The latest figures show that organic food sales grew 1.6% over the past three months to reach a similar level to that of May 2011. The Soil Association said in March that UK organic sales dipped 1.5% in 2012, adding that it was the only country in the world where organic sales were not growing.
The association's business development director Jim Twine said that these latest Kantar figures supported the Soil Association's own prediction that the UK organic market would improve this year.
"Whenever consumer confidence is knocked – as it has been through the horse meat scandal – people look for food that has a positive story to tell and is fully traceable," he said in a statement. "Recent moves from supermarkets, with the exception of Waitrose, to allow GM animal feed into the supply chain are also likely to impact on sales because the only way to avoid eating chicken or eggs from animals on a GM diet is to buy organic.”
According to Kantar, the strongest growing organic food sales were for yoghurts, pulses, herbs and spices and cereals.
However, despite the positive news for the UK organic sector, the Soil Association said that there was "an increasing danger" that supply would not keep up with demand for key organic products.
“To prevent a shortfall, the Soil Association is urging all retailers to work more closely than ever with their organic suppliers to ensure higher farm gate prices, better planning and decent forward contracts.

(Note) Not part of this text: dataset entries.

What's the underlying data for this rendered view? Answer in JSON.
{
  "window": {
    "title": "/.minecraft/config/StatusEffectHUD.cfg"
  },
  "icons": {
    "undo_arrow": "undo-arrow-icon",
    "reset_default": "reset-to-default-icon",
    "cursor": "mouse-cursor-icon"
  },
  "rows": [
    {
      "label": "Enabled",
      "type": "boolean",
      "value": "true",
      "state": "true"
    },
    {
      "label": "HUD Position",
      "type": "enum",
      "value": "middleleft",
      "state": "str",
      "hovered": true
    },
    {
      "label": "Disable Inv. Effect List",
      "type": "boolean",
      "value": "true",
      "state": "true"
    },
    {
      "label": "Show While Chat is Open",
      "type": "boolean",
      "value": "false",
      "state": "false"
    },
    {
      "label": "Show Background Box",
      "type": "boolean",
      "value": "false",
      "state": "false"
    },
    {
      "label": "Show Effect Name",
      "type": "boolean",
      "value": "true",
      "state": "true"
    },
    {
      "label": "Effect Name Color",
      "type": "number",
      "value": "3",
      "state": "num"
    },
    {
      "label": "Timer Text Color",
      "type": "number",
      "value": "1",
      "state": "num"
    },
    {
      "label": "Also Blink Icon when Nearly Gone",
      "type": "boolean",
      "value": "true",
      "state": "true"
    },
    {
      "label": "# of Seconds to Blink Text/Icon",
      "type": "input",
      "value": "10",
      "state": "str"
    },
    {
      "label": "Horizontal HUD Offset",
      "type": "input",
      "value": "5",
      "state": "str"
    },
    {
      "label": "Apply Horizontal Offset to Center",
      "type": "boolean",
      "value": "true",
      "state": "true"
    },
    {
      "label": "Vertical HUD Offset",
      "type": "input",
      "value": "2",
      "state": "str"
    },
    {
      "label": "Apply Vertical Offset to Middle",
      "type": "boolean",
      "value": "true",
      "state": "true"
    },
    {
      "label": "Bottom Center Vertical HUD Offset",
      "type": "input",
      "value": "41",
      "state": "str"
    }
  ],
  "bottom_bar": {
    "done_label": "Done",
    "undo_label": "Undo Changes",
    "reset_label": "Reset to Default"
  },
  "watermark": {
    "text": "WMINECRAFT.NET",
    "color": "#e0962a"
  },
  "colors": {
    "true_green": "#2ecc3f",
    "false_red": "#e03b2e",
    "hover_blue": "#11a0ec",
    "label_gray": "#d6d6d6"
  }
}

This in turn will help to restore producer confidence and safeguard future supply," Twine said.
The association has said that other reasons for the UK organic market slump include supermarkets reducing their organic offerings during the recession, and a lack of government support for organic farmers.
The UK is not among the top markets for organic foods even in Europe with 2012 sales of $1.6bn.
Organic sales in the largest US market reached $21bn last year, while Germany and France racked up €6.6bn and €3.7bn respectively.
In Europe as a whole, the organic market has increased by 25% in the past five years, according to the Soil Association.